Two Different Ways of Implementing Evidence-based Practice and their Different Requirements for Evidence

It intuitively seems to me that there are two way of applying evidence in Evidence-based Management.

  1. One I’ll call evidence-based decision-making (EBDM), bringing evidence into decision processes.
  2. The other I’ll refer to as evidence-supported interventions (ESI), specific practices that are empirically supported.

I suspect that EBDM will be a tougher nut to crack in practice.  This is because decision-making is often context dependent, involves ill structured problems, and can be cognitively complex.  (See March, 1991; for one take on this complexity.)  Decision processes require a higher level of interpretation regarding the evidence and can easily fall prey to logical errors.  Most thinking on decision-making has stressed that research should begin by analyzing of how people make decisions in real time, not as some sort of abstract logical process.  As Daniel Kahneman (2003) puts it;

psychological theories of intuitive thinking cannot match the elegance and precision of formal normative models of belief and choice, but this is just another way of saying that rational models are psychologically unrealistic ( p. 1449).

Nonetheless, evidence should inform decision processes and I believe that evidence supported protocols, as one example, can prepare the decision space for better decision-making outcomes.  However, this type of process also begins to bring me closer to the second way of applying evidence; through evidence-supported interventions.

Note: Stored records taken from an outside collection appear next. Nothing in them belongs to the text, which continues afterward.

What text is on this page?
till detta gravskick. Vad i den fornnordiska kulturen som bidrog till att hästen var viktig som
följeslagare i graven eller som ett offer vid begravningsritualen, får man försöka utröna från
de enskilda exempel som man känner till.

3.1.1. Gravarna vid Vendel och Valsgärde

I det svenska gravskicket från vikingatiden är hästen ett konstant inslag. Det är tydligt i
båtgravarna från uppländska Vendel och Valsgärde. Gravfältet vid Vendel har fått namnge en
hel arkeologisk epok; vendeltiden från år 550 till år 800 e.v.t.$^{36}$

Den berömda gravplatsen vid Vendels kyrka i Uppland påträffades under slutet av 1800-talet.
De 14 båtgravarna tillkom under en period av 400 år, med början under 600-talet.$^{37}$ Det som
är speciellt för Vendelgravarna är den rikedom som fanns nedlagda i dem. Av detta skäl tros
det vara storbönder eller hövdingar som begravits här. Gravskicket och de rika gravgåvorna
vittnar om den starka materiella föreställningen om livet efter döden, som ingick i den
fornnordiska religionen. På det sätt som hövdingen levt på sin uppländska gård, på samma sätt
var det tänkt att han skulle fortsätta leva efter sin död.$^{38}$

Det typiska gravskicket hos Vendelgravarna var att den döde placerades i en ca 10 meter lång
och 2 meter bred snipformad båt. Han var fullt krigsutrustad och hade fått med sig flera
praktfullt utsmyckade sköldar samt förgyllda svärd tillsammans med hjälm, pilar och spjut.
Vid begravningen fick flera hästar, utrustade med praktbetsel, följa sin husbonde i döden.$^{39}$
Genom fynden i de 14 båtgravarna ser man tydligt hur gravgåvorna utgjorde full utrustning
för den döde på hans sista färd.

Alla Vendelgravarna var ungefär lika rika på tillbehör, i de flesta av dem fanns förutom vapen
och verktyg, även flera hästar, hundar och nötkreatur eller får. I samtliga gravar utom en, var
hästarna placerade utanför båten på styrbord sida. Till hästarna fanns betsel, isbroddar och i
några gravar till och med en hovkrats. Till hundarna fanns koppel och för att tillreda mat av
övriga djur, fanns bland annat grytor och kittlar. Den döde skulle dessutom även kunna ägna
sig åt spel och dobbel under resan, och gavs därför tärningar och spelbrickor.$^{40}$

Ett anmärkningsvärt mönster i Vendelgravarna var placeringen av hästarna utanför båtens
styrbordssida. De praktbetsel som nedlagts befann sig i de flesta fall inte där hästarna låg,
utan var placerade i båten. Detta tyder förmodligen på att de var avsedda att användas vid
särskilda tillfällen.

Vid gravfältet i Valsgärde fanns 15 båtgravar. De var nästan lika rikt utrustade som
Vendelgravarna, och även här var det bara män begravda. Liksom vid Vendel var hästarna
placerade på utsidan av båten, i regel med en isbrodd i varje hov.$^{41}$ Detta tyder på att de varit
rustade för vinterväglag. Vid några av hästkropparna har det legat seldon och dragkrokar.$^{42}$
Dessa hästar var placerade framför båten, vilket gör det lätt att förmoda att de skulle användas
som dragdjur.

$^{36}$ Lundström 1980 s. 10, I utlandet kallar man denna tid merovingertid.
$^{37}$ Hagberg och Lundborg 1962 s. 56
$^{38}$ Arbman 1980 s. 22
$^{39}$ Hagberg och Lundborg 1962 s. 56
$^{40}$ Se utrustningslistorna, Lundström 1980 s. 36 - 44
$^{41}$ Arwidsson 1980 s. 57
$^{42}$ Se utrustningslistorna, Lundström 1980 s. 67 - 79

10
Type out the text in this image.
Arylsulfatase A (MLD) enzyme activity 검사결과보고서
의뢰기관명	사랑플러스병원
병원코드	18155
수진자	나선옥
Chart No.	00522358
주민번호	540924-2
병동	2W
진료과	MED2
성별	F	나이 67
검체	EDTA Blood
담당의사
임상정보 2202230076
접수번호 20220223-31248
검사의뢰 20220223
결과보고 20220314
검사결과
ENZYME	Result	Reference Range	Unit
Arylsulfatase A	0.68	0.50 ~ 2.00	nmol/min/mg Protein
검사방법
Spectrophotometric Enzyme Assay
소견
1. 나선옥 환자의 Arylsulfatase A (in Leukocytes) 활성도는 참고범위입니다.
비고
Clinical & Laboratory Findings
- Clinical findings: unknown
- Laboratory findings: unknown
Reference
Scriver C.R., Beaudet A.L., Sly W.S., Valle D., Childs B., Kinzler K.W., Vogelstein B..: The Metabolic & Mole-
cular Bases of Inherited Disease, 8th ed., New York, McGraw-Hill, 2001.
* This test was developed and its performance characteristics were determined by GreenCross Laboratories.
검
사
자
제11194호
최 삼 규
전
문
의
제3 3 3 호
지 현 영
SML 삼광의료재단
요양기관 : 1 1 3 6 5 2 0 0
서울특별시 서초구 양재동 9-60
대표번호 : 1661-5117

Mullen, Bledsoe, & Bellamy (2008) define Evidence-supported Interventions (ESI) as

specific interventions (e.g., assessment instruments, treatment and prevention protocols, etc.) determined to have a reasonable degree of empirical support.

(Other names might include evidence-based practices, empirically supported treatments, or empirically informed interventions.)  In implementation settings, ESIs function as standardized practices; practices where all or a portion of the operational, tactical, logistical, administrative or training aspects of a practice are able to conform to a specific and unified set of criteria.  In other words, the contexts of implementation will allow practice to be replicated exactly as they were defined and constructed in supporting research.   In being evidence-based, it is important that critical issues flow both ways.  If the contexts do not allow replication, or present confounding variables and complexity not addressed in research, it will necessarily reduce the level of support that can be claimed for any research supported practice.

There are many differences between EBDM and ESIs.  I would like to focus here on the different role that theory plays in each.  There are no data or practices that are completely theory free.  All are theory and value laden to some extent.  All datum, hypothesis, or knowledge depend on assumptions and implications that are based in someway on theory.  But, all do not depend in the same way or to the same extent.  I will borrow on Otto & Ziegler (2008) to explain how some of these differences can be ascribed to either causal descriptions or causal explanations.  First, I agree with Otto and Ziegler who say that

Probably, it is fair to say that the quest for causal explanation is theory driven, whereas causal description is not necessarily grounded in theory.

ESIs, because they focus on replication, do not need to be as concerned with the fact that they are relying on causal descriptions.  EBDM, however, are using evidence in a more theoretical way than in the replication of a standard practice.  Because they are dealing with complex and context independent reasoning, they need evidence that is valid in a causal explanative manner.

Two observations – From a strict positivist perspective, this creates a problem for EBDM because of the difficulty in achieving a necessary level of causal explanation.  Positivism can live better through a ESI approach because it can depend on causal description.  Instead an EBDM approach must adopt an argumentative type role in validating evidence.  This is the approach that validity theory has taken.  Validity theory began with a positivist framework that was centered on a criterion approach to validity.  As it became more and more apparent that constructs were the central concern (theoretical concerns) it adopted a unified construct validity perspective that needed an argumentative approach.  This is an approach where validity is never an either or proposition, but rather a concern for the level of validity achieved.  While this is not necessarily the most clear way, it is very pragmatic and practical and able to be implemented across a wide variety of practice locations.

Two Conclusions:

  1. EBDM is concerned with supporting naturalistic decision processes with evidence that is empirically and theoretically supported and can be a easily included in that decision process.
  2. ESIs are concerned with practices, protocols and processes that can function in a standardized manner through the replication of empirically supported research interventions.


Kahneman, D., (Dec., 2003). Maps of Bounded Rationality: Psychology for Behavioral Economics, The American Economic Review, Vol. 93, No. 5 , pp. 1449-1475.

March, J.G., (1991).  How Decisions Happen in Organizations, Human-Computer Interaction, 6, 95-117. accessed 02-15-2010 at

Mullen, E.J., Bledsoe, S.E. & Bellamy, J.L., (2008). Implementing Evidence-Based Social Work Practice, Research on Social Work Practice, Vol. 18 No. 4, July 2008 325-338.

Otto, H., & Ziegler, H., (2008). The Notion of Causal Impact in Evidence-Based Social Work: An Introduction to the Special Issue on What Works? Research on Social Work Practice, Vol. 18 No. 4, July 2008 273-277.